What \"core Built\" covers here

The audience-identity seam, the durable-chat data layer, the scoped remote session, and the web-component elements (<gw-session> / <gw-chat>) are implemented and tested in the codebase. They cannot run end-to-end without the managed host that serves live per-visitor sessions, so the surface stays Planned for end-users. The end-user side is For embedded end-users; the consultant side is Package & deploy.

How the guarantees are backed

Not every status caveat is the same kind of promise. The docs keep two kinds apart so claims stay defensible:

  • Structural, machine-checked guarantees. Built into how the system works and paired with an adversarial test that fails if the protection is removed. These are the boundary properties on How GaugeWright protects your work: a handle is not access; method and context reads are both explicit; a run has no ambient authority; everything is fail-closed; history is append-only. Available
  • Policy / operational properties. Things that depend on configuration, process, or a third party — your LLM provider's retention terms, certifications, monitoring, build signing. These are not invariants and are stated as such.

The Security & trust page splits the two bucket-by-bucket for reviewers (with the optional INV-* deep links).

Per-OS caveat on the sandbox

The kernel-enforced sandbox that stops a work chat from rewriting its own method is Available on Linux and macOS. Windows method-isolation is Planned — until it ships, run untrusted methods on Linux/macOS.

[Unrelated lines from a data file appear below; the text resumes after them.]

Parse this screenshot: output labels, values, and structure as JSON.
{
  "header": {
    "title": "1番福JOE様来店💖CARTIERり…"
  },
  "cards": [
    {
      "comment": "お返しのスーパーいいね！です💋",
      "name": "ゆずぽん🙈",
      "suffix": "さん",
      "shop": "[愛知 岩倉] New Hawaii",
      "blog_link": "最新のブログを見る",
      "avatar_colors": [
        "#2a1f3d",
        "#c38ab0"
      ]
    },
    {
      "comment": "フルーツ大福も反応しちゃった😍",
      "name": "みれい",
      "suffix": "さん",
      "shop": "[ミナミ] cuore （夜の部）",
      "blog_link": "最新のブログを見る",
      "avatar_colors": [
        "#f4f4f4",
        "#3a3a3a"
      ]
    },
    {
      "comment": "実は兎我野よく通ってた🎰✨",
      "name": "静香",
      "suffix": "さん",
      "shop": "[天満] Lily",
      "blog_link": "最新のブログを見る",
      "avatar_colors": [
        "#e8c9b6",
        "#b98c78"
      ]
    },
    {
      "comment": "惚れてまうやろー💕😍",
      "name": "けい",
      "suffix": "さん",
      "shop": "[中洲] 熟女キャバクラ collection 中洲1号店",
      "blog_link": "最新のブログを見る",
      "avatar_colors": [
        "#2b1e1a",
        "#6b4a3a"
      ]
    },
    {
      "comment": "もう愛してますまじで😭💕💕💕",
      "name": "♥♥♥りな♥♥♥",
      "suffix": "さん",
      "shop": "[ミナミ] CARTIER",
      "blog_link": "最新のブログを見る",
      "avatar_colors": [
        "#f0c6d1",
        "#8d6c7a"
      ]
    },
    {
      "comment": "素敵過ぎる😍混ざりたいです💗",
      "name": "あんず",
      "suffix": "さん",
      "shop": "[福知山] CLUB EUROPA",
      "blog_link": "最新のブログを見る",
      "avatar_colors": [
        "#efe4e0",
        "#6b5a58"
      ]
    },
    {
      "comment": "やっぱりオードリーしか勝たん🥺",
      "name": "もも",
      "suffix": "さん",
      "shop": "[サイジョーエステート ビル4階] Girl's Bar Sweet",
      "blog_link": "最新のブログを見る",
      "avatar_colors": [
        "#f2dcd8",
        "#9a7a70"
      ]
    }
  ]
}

Known limitations & gaps (today)

Stated here in the docs, not only on the external trust site:

  • Inference is remote and inside the trust boundary. Prompts and in-scope context go to the third-party provider you configure; its retention and training terms are the provider's, not GaugeWright's. Confidential inference (removing the provider from the boundary) is Planned. See Where your data goes.
  • Only the local desktop workbench is usable today. Cross-party deployment, attested compute, enterprise identity, and hosted/embed are Built or Planned — not operationally live.
  • No third-party certifications yet. SOC 2 Type II, DPA, and a penetration test are Planned.
  • MFA enforcement is Not implemented as a GaugeWright-native factor. The org-level require-SSO / require-MFA policy is Built (the enforce_sso and require_mfa org-security toggles landed 2026-06-18, tracker SEC-1 / ID-5); the MFA factor itself is delegated to your IdP under the enforce-SSO flag — GaugeWright declares the policy it honors, the IdP enforces the factor. The last-owner break-glass guard means enforce-SSO can never lock the org out.
  • Supply-chain & ops gaps. No SBOM / dependency scanning, no production monitoring, and unsigned builds today. These are tracked on the Security & trust page and its linked architecture documentation.